Technology is great, but how much of it is really necessary? How much of it is sustainable? Does producing a Kindle take more resources than producing the books people might buy instead of getting the electronic versions?
Do we really need all of this technology to be happy?
I know that I rely on technology every day and blah blah blah, I'm too young to remember life without technology. But I do think that we could be happier and more sustainable if we stepped back and tried to live more simply, without such heavy reliance on technology.
Do we control technology, or does technology control us?
Monday, November 7, 2011
NPR rocks.
I subscribe to the Bozeman Daily Chronicle. I get the paper delivered to my house every day and enjoy the ritual of going outside, picking it up, separating the advertisements and checking out the headline stories (and the police reports and comics, obviously).
Conversely, I never jumped on the YouTube bandwagon. I guess I don't have the right sense of humor to find videos of cats or children or prank calls very funny. I don't like huddling around somebody's laptop and laughing at the appropriate moments. It's kind of awkward. The only YouTube video I'm an avid fan of is Rebecca Black's "Friday." It's a modern classic and I jam to it every Friday. Deal with it Heather.
But, I'm really enjoying the shift from reading articles to watching videos for this class. And when I realized that I thought, "Doug is modeling the course texts after the natural progression of rhetoric. How clever!" Doug is a pretty crafty guy who probably plans much of his classes around his personal amusement. Wouldn't it be funny to stage a class battle over whether there are or are not original ideas? Hilarity ensues. Wouldn't it be funny to make people complain in writing about how they hate to read? Wait.

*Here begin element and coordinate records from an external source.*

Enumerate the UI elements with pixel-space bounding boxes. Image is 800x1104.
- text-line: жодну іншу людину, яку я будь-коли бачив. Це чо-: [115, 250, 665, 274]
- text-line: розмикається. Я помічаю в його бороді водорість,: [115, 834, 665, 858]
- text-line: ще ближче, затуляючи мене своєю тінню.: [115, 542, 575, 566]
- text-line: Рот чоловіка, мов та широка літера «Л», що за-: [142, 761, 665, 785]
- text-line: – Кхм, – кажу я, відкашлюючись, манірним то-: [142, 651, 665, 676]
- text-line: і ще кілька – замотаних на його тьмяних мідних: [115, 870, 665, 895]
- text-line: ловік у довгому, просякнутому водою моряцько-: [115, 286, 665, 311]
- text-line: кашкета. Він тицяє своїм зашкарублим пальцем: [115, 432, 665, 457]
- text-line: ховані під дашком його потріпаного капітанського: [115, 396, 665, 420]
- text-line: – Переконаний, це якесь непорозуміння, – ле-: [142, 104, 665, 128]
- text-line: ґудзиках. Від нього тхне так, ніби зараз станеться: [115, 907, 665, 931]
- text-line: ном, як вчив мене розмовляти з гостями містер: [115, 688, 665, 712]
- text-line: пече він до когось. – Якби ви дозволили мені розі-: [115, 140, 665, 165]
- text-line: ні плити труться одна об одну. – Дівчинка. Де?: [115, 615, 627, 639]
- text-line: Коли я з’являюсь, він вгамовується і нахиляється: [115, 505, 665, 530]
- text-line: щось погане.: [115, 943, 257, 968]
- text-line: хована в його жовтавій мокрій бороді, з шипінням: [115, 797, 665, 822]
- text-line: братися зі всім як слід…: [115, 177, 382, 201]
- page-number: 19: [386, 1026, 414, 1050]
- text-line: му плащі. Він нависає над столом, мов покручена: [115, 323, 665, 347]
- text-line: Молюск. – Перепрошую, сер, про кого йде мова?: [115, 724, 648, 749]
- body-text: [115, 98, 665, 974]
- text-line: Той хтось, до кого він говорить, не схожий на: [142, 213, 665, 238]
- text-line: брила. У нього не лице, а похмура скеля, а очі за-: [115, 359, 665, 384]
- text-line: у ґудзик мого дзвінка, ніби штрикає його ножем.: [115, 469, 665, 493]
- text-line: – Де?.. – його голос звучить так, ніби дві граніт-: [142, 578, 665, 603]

Writing means reading.
So at this point, we should all be recording video blogs instead of typing them.
But that would be so embarrassing to do in a coffee shop. Oh well.

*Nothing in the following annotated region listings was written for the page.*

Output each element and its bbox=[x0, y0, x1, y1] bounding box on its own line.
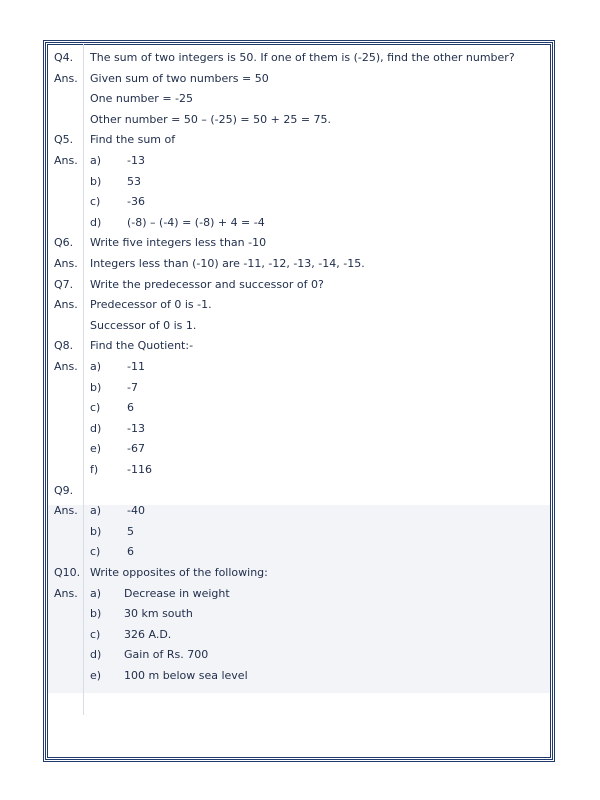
qa-row-ans bbox=[48, 584, 548, 604]
row-text: -11 bbox=[127, 360, 145, 373]
row-text: Write five integers less than -10 bbox=[90, 236, 267, 250]
qa-row bbox=[48, 378, 548, 398]
row-text: 5 bbox=[127, 524, 134, 538]
sub-label: b) bbox=[90, 607, 102, 621]
qa-row-ans bbox=[48, 501, 548, 521]
sub-label: b) bbox=[90, 174, 102, 188]
row-text: Other number = 50 – (-25) = 50 + 25 = 75. bbox=[90, 112, 332, 126]
row-text: Integers less than (-10) are -11, -12, -13, -14, -15. bbox=[90, 257, 365, 270]
row-text: -13 bbox=[127, 421, 145, 435]
sub-label: d) bbox=[90, 648, 102, 662]
sub-label: c) bbox=[90, 195, 101, 209]
qa-row-q7 bbox=[48, 275, 548, 295]
sub-label: e) bbox=[90, 442, 102, 456]
row-text: Find the sum of bbox=[90, 133, 176, 147]
qa-row-ans bbox=[48, 254, 548, 274]
row-label: Ans. bbox=[54, 504, 78, 518]
qa-row-ans bbox=[48, 295, 548, 315]
row-label: Ans. bbox=[54, 360, 78, 373]
row-label: Ans. bbox=[54, 298, 78, 312]
qa-row bbox=[48, 625, 548, 645]
sub-label: b) bbox=[90, 524, 102, 538]
row-label: Ans. bbox=[54, 257, 78, 270]
row-text: Given sum of two numbers = 50 bbox=[90, 71, 269, 85]
row-text: -13 bbox=[127, 154, 145, 167]
sub-label: a) bbox=[90, 154, 102, 167]
row-text: Decrease in weight bbox=[124, 586, 230, 600]
qa-row-q8 bbox=[48, 336, 548, 356]
row-text: -36 bbox=[127, 195, 145, 209]
row-text: The sum of two integers is 50. If one of them is (-25), find the other number? bbox=[90, 51, 515, 64]
row-text: Write opposites of the following: bbox=[90, 566, 268, 579]
row-label: Q9. bbox=[54, 483, 74, 497]
qa-row-q6 bbox=[48, 233, 548, 253]
row-text: 30 km south bbox=[124, 607, 193, 621]
qa-row bbox=[48, 89, 548, 109]
qa-row-q5 bbox=[48, 130, 548, 150]
row-text: -116 bbox=[127, 463, 152, 476]
qa-row bbox=[48, 460, 548, 480]
row-text: 6 bbox=[127, 401, 134, 415]
qa-row bbox=[48, 604, 548, 624]
row-text: -67 bbox=[127, 442, 145, 456]
sub-label: a) bbox=[90, 360, 102, 373]
sub-label: c) bbox=[90, 401, 101, 415]
row-text: -7 bbox=[127, 380, 138, 394]
qa-row bbox=[48, 522, 548, 542]
row-label: Q7. bbox=[54, 277, 74, 291]
row-label: Q6. bbox=[54, 236, 74, 250]
qa-row bbox=[48, 398, 548, 418]
qa-row-q4 bbox=[48, 48, 548, 68]
row-label: Ans. bbox=[54, 71, 78, 85]
row-text: (-8) – (-4) = (-8) + 4 = -4 bbox=[127, 215, 265, 229]
sub-label: a) bbox=[90, 586, 102, 600]
sub-label: d) bbox=[90, 215, 102, 229]
row-text: -40 bbox=[127, 504, 145, 518]
sub-label: d) bbox=[90, 421, 102, 435]
row-text: 100 m below sea level bbox=[124, 669, 248, 682]
qa-row bbox=[48, 542, 548, 562]
qa-row bbox=[48, 192, 548, 212]
sub-label: c) bbox=[90, 545, 101, 559]
row-label: Q10. bbox=[54, 566, 81, 579]
sub-label: a) bbox=[90, 504, 102, 518]
row-text: One number = -25 bbox=[90, 92, 194, 106]
row-label: Ans. bbox=[54, 586, 78, 600]
qa-row bbox=[48, 666, 548, 686]
row-text: 53 bbox=[127, 174, 141, 188]
row-text: Gain of Rs. 700 bbox=[124, 648, 209, 662]
qa-row-q9 bbox=[48, 481, 548, 501]
sub-label: e) bbox=[90, 669, 102, 682]
qa-row-ans bbox=[48, 357, 548, 377]
row-text: 326 A.D. bbox=[124, 627, 172, 641]
qa-row-q10 bbox=[48, 563, 548, 583]
row-text: Successor of 0 is 1. bbox=[90, 318, 197, 332]
qa-row bbox=[48, 316, 548, 336]
sub-label: b) bbox=[90, 380, 102, 394]
qa-row bbox=[48, 419, 548, 439]
qa-row bbox=[48, 110, 548, 130]
qa-row bbox=[48, 645, 548, 665]
sub-label: f) bbox=[90, 463, 99, 476]
qa-row bbox=[48, 439, 548, 459]
row-label: Q8. bbox=[54, 339, 74, 353]
row-label: Q5. bbox=[54, 133, 74, 147]
qa-row bbox=[48, 213, 548, 233]
sub-label: c) bbox=[90, 627, 101, 641]
row-label: Q4. bbox=[54, 51, 74, 64]
row-text: Find the Quotient:- bbox=[90, 339, 194, 353]
row-text: 6 bbox=[127, 545, 134, 559]
qa-row-ans bbox=[48, 69, 548, 89]
qa-row-ans bbox=[48, 151, 548, 171]
row-label: Ans. bbox=[54, 154, 78, 167]
row-text: Write the predecessor and successor of 0? bbox=[90, 277, 324, 291]
row-text: Predecessor of 0 is -1. bbox=[90, 298, 212, 312]
qa-row bbox=[48, 172, 548, 192]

So if I'm realizing that, like Anderson said, "what Gutenberg did for writing, online video can now do for face-to-face communication," I'm realizing that whether I like it or not, my old buddy the newspaper is going out of style.
If I was really hip, I wouldn't read the newspaper. I would get all of my news from obscure video-only news sites (future: YouTube News Edition?) and probably do my best to become functionally illiterate, because the written word is so 20th century. By the time I pick up the newspaper, it's already several hours out of date. What I read is yesterday's news. So when I go out into the world with my newspaper-knowledge and somebody says "Oh my goodness. Did you hear what happened this morning?" I have to blush and say "No...I don't have TV, nor did I turn my computer on this morning, and I didn't see anything crazy in the newspaper. What happened?"
I guess I should take after my mom and my sister and start listening to NPR in the mornings. NPR will always be hip in my book.
So Dash takes the YouTube age to the next level. "If you have the ability...what are you doing with it?"
Step it up, YouTube.
Not only YouTube, but the government. Twitter is another bandwagon I never jumped on, but that's just because I'm stupid and set in my ways and don't recognize innovation when I see it. The idea that people can communicate with the government through Twitter is just a fraction of the way the government could use technology to be more transparent and democratic. Which is probably why the government does not use social networking technology, not even YouTube...because that would be too transparent for their liking.
So let's just put it on the young people. The people who the government kind of ignores (how many politicians in D.C. are under 40 years old?) and whose vote politicians scoff at. The next generation must put these tools to use, Dash says. Sure thing, I'll do that.
But I still like to read the newspaper.